The Portfolio Manage imports the stock symbols and comparision indexes every night. To trigger the import the ‘Import Symbols’ button in the header can be used. During the import a new Portfolio can be created. The portfolio elements can be added after the symbols import is finished.
The different portfolios are shown in a table with their stocks and perfomance data. A click on the portfolio name in the side bar opens the portfolio statistics component. A click on the table opens the portfolio details component with charts of the portfolio and its stocks with comparison indexes.
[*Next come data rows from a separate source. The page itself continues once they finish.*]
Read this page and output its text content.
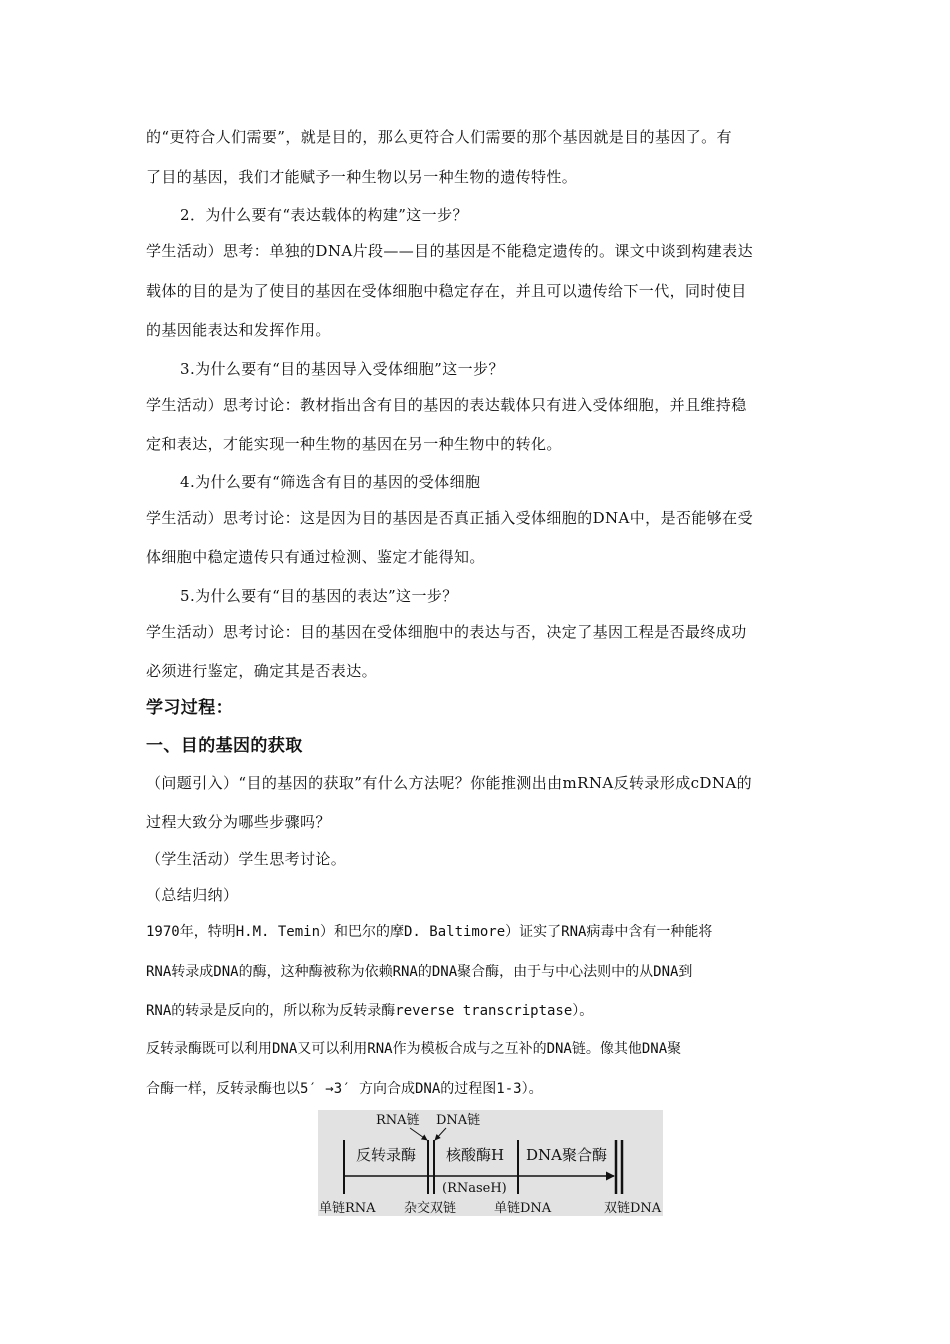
的“更符合人们需要”，就是目的，那么更符合人们需要的那个基因就是目的基因了。有
了目的基因，我们才能赋予一种生物以另一种生物的遗传特性。
2．为什么要有“表达载体的构建”这一步？
学生活动）思考：单独的DNA片段——目的基因是不能稳定遗传的。课文中谈到构建表达
载体的目的是为了使目的基因在受体细胞中稳定存在，并且可以遗传给下一代，同时使目
的基因能表达和发挥作用。
3.为什么要有“目的基因导入受体细胞”这一步？
学生活动）思考讨论：教材指出含有目的基因的表达载体只有进入受体细胞，并且维持稳
定和表达，才能实现一种生物的基因在另一种生物中的转化。
4.为什么要有“筛选含有目的基因的受体细胞
学生活动）思考讨论：这是因为目的基因是否真正插入受体细胞的DNA中，是否能够在受
体细胞中稳定遗传只有通过检测、鉴定才能得知。
5.为什么要有“目的基因的表达”这一步？
学生活动）思考讨论：目的基因在受体细胞中的表达与否，决定了基因工程是否最终成功
必须进行鉴定，确定其是否表达。
学习过程：
一、目的基因的获取
（问题引入）“目的基因的获取”有什么方法呢？你能推测出由mRNA反转录形成cDNA的
过程大致分为哪些步骤吗？
（学生活动）学生思考讨论。
（总结归纳）
1970年，特明H.M. Temin）和巴尔的摩D. Baltimore）证实了RNA病毒中含有一种能将
RNA转录成DNA的酶，这种酶被称为依赖RNA的DNA聚合酶，由于与中心法则中的从DNA到
RNA的转录是反向的，所以称为反转录酶reverse transcriptase）。
反转录酶既可以利用DNA又可以利用RNA作为模板合成与之互补的DNA链。像其他DNA聚
合酶一样，反转录酶也以5′ →3′ 方向合成DNA的过程图1-3）。
RNA链 DNA链
反转录酶 核酸酶H
(RNaseH)
DNA聚合酶
单链RNA 杂交双链	单链DNA	双链DNA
The company info for each stock is shown after a second click on the portfolio stock.
The SEC Filings analysis can be opened with the ‘To Financial Data’ button. To import the zip file with the financial data the ‘Import Financials’ button can be used. A dialog opens and the name of the file can be entered and the import can be started. The process will take a long time(perhaps an hour but that depends on the Db version and the IO system) due to the large amount of data. The progress/finish is shown in the logs.
After the data import the form for the company query to select a period, symbol or quarter can be used. The items of the filings can be queried with the query items where the ‘concept’ is the query filing name(like ‘revenue’) and the value is the ‘concept’ monetary amount. By default the query items have an ‘and’ relation. Different relations are available if the query items are enclosed with ‘Term Start’ and ‘Term End’ items where ‘Term Start’ item specifies the relation. Adding and removing query items works with Drag and Drop between the boxes. Both queries can be combined.
The results are show next to the query in a table or in a tree component. The results are limited if a large amount of entries match the query. Due to the large amount of data the queries can take long (again depends on Db version and IO system). Be patient with the spinner.
The project has a Docker image that can be deployed on Kubernetes. It has been tested in Minikube. The Helm chart for the deployment can be found in the directory angularportfoliomgr. Commands for the Minikube setup can be found in the minikubeSetup.sh script. The commands for the Helm chart are in the helmCommand.sh script. The Keda install commands are in the helmCommand.sh script and the configuration is in the ‘ScaledObject’ section in the kubTemplate.yaml
The ‘angularportfoliomgr’ Helm chart will deploy Kafka, Zookeeper, Postgresql and the PortfolioMgr. Kafka is used to provide a horizontaly scalable secure logout. The Kafka usage will grow in the future for nightly quote imports and other distributed data. Zookeeper is deployed for Kafka. The Postgresql Database provides persistence for the AngularPortfolio project. Keda is used to provide horizontal scaling for the AngularPortfolioMgr.
The Spring Actuator interface with Prometheus interface can be used as it is described in this article:
Monitoring Spring Boot with Prometheus and Grafana
To test the setup the application has to be started and the Docker Images for Prometheus and Grafana have to be started and configured. The scripts ‘runGraphana.sh’ and ‘runPrometheus.sh’ can be used as a starting point.
A retired R2DBC backend implementation can be found in the R2DBC-Implementation branch.